Shallow-Bay Industrial Demand Outpaces Limited New Supply, CBRE Reports

Small-Bay Industrial Demand Outpaces Aging Supply
CRE Market Beat Take
Investors and lenders should underwrite shallow-bay assets with an eye toward rent durability, as persistent supply constraints and aging stock can reinforce pricing power for functional product.

Smaller industrial users are increasingly competing for shallow-bay warehouse space, and available options are not keeping pace. CBRE reports that demand from occupiers seeking buildings under 50,000 square feet with clear heights between 14 and 28 feet is now exceeding supply, in contrast to the big-box segment where new development has been more active in recent years.

According to CBRE’s Shallow Bay Industrial Brief, the supply of shallow-bay properties has expanded only modestly over the past several development cycles. As a result, many markets are left with mostly older product and only a limited pipeline of new construction. This imbalance between robust user demand and a slow-growing inventory base is shaping conditions across the shallow-bay segment.
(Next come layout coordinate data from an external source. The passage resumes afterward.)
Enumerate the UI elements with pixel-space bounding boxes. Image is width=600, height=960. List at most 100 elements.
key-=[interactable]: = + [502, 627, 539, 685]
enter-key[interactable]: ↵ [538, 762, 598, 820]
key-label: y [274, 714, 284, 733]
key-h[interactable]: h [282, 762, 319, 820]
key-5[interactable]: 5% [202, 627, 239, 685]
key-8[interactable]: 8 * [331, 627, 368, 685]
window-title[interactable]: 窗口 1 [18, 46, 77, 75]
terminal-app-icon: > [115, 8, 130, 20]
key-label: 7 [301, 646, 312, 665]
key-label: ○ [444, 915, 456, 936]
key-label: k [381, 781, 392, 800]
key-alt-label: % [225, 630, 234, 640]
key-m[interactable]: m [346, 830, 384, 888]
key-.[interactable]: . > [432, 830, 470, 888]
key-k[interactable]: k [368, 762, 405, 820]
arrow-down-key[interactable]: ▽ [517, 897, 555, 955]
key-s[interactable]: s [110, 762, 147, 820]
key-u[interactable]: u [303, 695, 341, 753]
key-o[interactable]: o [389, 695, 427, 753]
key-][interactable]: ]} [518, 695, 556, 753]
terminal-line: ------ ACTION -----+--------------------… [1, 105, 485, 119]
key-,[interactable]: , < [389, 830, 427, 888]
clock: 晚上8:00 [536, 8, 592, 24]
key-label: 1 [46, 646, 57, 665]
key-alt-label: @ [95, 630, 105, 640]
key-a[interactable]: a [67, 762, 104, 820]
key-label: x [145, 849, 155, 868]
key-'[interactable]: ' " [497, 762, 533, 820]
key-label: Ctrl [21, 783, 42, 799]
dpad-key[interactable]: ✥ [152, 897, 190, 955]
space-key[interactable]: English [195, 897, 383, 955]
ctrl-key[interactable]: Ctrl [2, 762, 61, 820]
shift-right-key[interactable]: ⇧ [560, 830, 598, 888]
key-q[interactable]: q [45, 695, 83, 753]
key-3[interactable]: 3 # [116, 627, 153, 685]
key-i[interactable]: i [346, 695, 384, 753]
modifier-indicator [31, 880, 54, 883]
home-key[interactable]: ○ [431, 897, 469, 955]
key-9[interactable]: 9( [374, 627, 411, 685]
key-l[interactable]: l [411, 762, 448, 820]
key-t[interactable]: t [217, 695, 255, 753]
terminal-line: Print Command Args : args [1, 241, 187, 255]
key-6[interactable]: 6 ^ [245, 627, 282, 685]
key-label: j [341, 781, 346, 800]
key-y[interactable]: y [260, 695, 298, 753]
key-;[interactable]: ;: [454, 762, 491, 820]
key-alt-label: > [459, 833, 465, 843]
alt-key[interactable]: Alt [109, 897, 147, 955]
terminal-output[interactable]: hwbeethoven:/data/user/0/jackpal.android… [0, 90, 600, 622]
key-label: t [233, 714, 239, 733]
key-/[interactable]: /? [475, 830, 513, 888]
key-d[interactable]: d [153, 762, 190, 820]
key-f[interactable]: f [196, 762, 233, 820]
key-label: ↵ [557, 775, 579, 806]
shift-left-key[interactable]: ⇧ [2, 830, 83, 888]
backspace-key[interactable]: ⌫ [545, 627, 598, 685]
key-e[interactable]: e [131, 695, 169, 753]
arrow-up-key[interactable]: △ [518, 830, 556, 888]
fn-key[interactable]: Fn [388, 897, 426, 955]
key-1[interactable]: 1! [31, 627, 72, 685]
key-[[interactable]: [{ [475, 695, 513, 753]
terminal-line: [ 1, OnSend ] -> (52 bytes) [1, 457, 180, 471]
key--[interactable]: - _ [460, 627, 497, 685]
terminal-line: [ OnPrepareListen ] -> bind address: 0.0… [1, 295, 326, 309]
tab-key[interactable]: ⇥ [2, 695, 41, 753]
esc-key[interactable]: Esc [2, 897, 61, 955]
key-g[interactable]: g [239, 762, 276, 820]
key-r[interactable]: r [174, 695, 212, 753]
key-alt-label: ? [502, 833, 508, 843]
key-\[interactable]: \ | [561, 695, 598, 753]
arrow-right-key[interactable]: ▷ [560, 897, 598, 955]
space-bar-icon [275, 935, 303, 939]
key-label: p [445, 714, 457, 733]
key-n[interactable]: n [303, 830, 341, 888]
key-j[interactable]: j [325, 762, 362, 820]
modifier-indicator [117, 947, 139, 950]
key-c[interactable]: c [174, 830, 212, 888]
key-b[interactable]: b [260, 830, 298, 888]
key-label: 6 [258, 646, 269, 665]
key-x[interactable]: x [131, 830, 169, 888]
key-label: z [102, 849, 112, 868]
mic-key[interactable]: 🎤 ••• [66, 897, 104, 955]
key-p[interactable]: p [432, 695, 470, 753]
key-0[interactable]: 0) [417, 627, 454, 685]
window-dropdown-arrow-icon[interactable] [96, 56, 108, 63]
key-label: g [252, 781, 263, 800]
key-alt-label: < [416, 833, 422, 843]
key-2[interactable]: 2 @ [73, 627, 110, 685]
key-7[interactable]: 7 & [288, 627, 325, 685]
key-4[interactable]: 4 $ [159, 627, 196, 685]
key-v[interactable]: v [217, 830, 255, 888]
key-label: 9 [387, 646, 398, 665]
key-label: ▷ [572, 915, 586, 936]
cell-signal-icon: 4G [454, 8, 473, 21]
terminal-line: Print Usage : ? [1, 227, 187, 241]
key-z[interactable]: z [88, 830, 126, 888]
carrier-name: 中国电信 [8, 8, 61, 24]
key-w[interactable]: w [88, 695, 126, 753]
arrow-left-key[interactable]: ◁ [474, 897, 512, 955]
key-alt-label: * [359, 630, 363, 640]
The age profile of existing shallow-bay stock underscores this dynamic. More than 80% of shallow-bay industrial inventory was delivered before 2000, CBRE notes, and nearly half of all buildings in this category were constructed before 1980. Only 5% of current shallow-bay space has been completed since 2010, highlighting how little modern product has been added over the past decade and a half.

CBRE attributes the aging nature of this inventory in part to the economic challenges of developing shallow-bay projects in major markets. While large-format distribution centers have scaled up significantly, shallower assets aimed at smaller tenants have not enjoyed the same volume of new construction, despite solid occupier interest.

On the demand side, vacancy trends illustrate how tight shallow-bay conditions have become. CBRE reports that shallow-bay vacancy rates began to fall below the broader industrial vacancy rate in 2017 and have remained lower ever since. The firm links this outperformance to growing demand for smaller-format space from service-oriented users and last-mile distribution operations that need proximity to customers as well as flexible, functional layouts.

As of 2024, shallow-bay vacancy sat 2.5 percentage points below the overall industrial vacancy rate, according to CBRE. This spread reflects sustained leasing momentum in the shallow-bay segment even as broader industrial markets have seen more normalization following the rapid expansion of the prior decade. With demand healthy and new supply constrained, market participants focused on shallow-bay properties face an environment defined by tight availability, older building stock, and a limited share of newly delivered space.